The result is OFF–GRID—a collection that feels sun-warmed and sea-soaked without slipping into cliché resortwear. Its palette draws from rock and tide—layered blues, earthy browns, and muted sea tones. An underwater algae formation becomes a print rendered in tonal variations of blue. “If I was feeling calm, it was because I was seeing blue all the time,” she reflects. “Blue and green bring me a lot of comfort. So I used them in different tonalities—navy, electric blue, and sea blue—but in a way that still feels like THREE.”
Founded nearly a decade ago after Pallavi graduated from Pearl Academy, THREE was born out of instinct rather than trend forecasting. “Boxy clothes weren’t a big thing then,” she recalls. “It was just how I liked to dress—layering, ease, comfort. I couldn’t find enough of that, so I started making it.” Practicality was never an afterthought; she won recognition in college for creating one of the most wearable collections of her year. “I always put myself in the wearer’s shoes. Ergonomics, functionality—that matters to me.”
That sensibility continues to anchor OFF–GRID. Nearly 80 per cent of the collection is crafted in 100 per cent cotton, with the rest in cotton-silk blends, chanderi, crepe and sheer net layers. “Cotton is our base. It breathes. It moves. Even when we add fluidity with crepe or transparency with net, it’s about balance.” Dresses—not traditionally a dominant category for the brand—appear more frequently this season, informed by Pallavi’s time in coastal climates. “In tropical places, people don’t layer so much. It’s too hot. So we experimented with more dresses.”
Skirts, too, make a stronger showing. A pleated skirt featuring a splash-line print paired with a flared top stands out as one of her personal favourites. “I don’t love everything I design,” she says candidly. “But that skirt—and an abstract tie jacket—those I would wear a lot.” The key, she insists, is versatility. Though styled as coordinated sets, each piece is meant to live independently in a wardrobe. “You can wear the skirt with your own white shirt. You don’t have to wear it exactly as we styled it. That ease is important.”

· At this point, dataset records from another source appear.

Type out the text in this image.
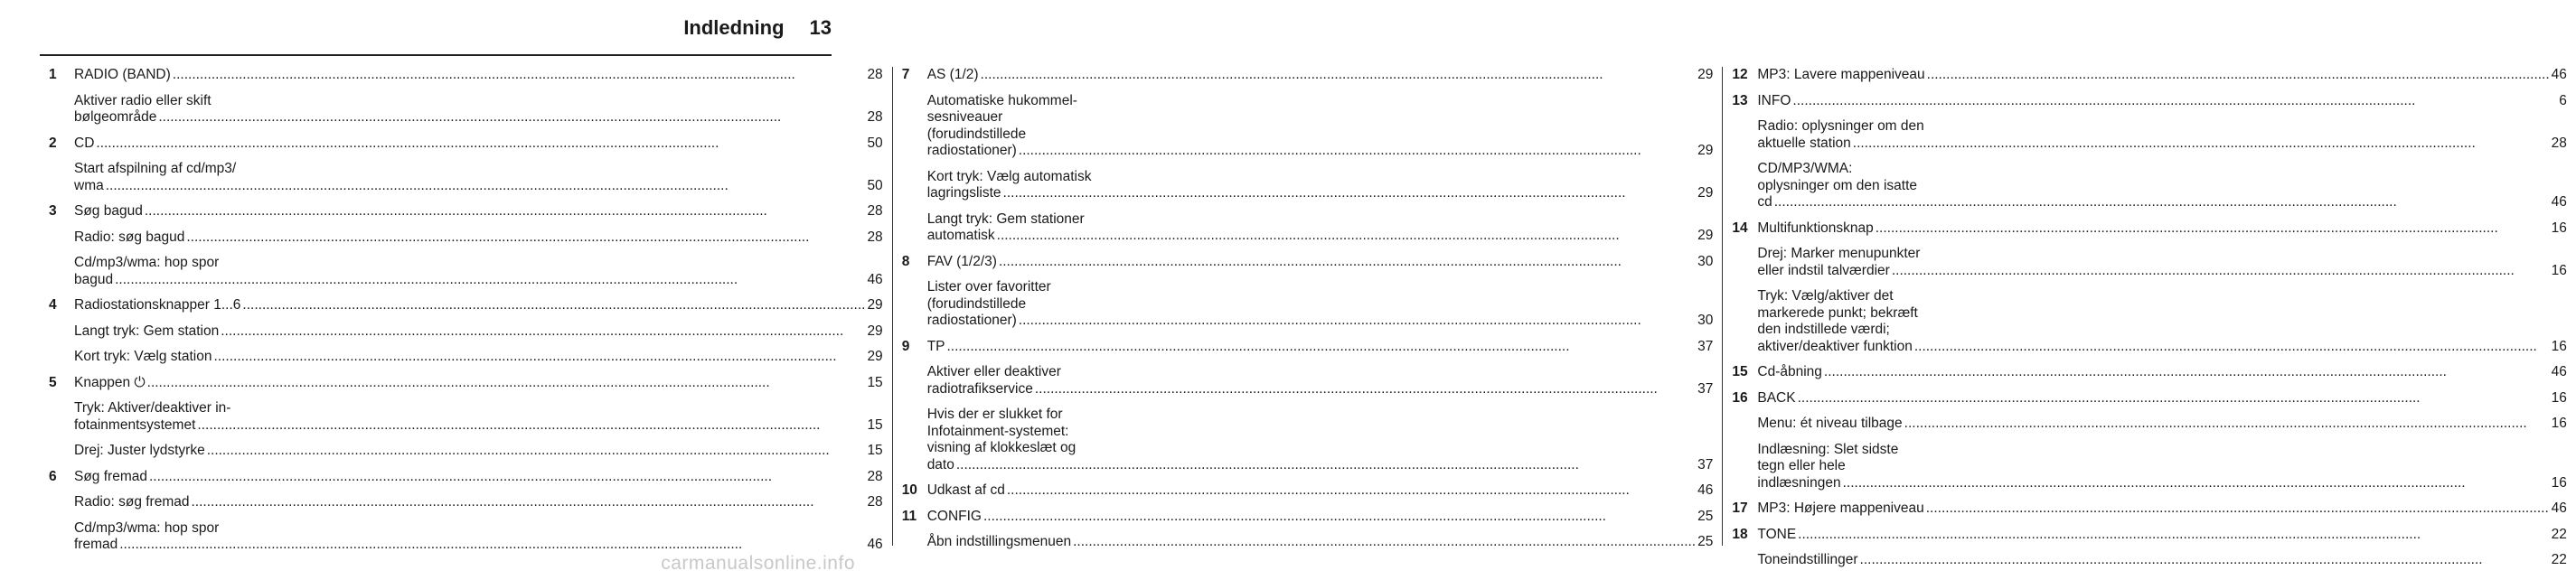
Indledning 13
1	RADIO (BAND) .....	28
Aktiver radio eller skift
bølgeområde .....	28
2	CD .....	50
Start afspilning af cd/mp3/
wma .....	50
3	Søg bagud .....	28
Radio: søg bagud .....	28
Cd/mp3/wma: hop spor
bagud .....	46
4	Radiostationsknapper 1...6 .....	29
Langt tryk: Gem station .....	29
Kort tryk: Vælg station .....	29
5	Knappen ⏻ .....	15
Tryk: Aktiver/deaktiver in-
fotainmentsystemet .....	15
Drej: Juster lydstyrke .....	15
6	Søg fremad .....	28
Radio: søg fremad .....	28
Cd/mp3/wma: hop spor
fremad .....	46
7	AS (1/2) .....	29
Automatiske hukommel-
sesniveauer
(forudindstillede
radiostationer) .....	29
Kort tryk: Vælg automatisk
lagringsliste .....	29
Langt tryk: Gem stationer
automatisk .....	29
8	FAV (1/2/3) .....	30
Lister over favoritter
(forudindstillede
radiostationer) .....	30
9	TP .....	37
Aktiver eller deaktiver
radiotrafikservice .....	37
Hvis der er slukket for
Infotainment-systemet:
visning af klokkeslæt og
dato .....	37
10 Udkast af cd .....	46
11 CONFIG .....	25
Åbn indstillingsmenuen .....	25
12 MP3: Lavere mappeniveau .....	46
13 INFO .....	6
Radio: oplysninger om den
aktuelle station .....	28
CD/MP3/WMA:
oplysninger om den isatte
cd .....	46
14 Multifunktionsknap .....	16
Drej: Marker menupunkter
eller indstil talværdier .....	16
Tryk: Vælg/aktiver det
markerede punkt; bekræft
den indstillede værdi;
aktiver/deaktiver funktion .....	16
15 Cd-åbning .....	46
16 BACK .....	16
Menu: ét niveau tilbage .....	16
Indlæsning: Slet sidste
tegn eller hele
indlæsningen .....	16
17 MP3: Højere mappeniveau .....	46
18 TONE .....	22
Toneindstillinger .....	22
carmanualsonline.info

Ease also informs her approach to production. Pallavi is measured when discussing sustainability—wary of the term’s overuse. “I’ve never labelled THREE as a sustainable brand. I think it’s one of the most misused words in fashion today.” Instead, she focuses on systems: made-to-order pieces, limited sales, recycling fabric waste, reusing packaging, eliminating plastic in her offices. “We can’t suddenly become zero-carbon. But we can be responsible. We can educate our team. We can reduce.”
Slow living, for her, is not aesthetic but operational. “It has to be your nature. It cannot be a fad.” She speaks of slow mornings, of carving out time to stretch, water plants, sit in stillness before emails begin. “Earlier, I was in that hustle phase—two jobs, constant movement. But you realise later that pace has consequences. Now, better planning, better organisation—that’s also slow living.”
THREE, which operates stores in Kala Ghoda, Mumbai, and in Delhi, releases five collections annually, with summer as its strongest season. OFF–GRID is the first of two major summer drops—expansive, yet unforced. It does not shout for attention; it invites you closer.
In a landscape of spectacle, Pallavi’s offering feels almost radical in its restraint. “Sometimes,” she says thoughtfully, “slow living is appreciating the lack of something. Today there is over-availability of almost everything. Maybe we don’t need more. Maybe we just need better.”
Price on request. At Collage, Rutland Gate, Chennai. Flagship stores in Delhi and Mumbai.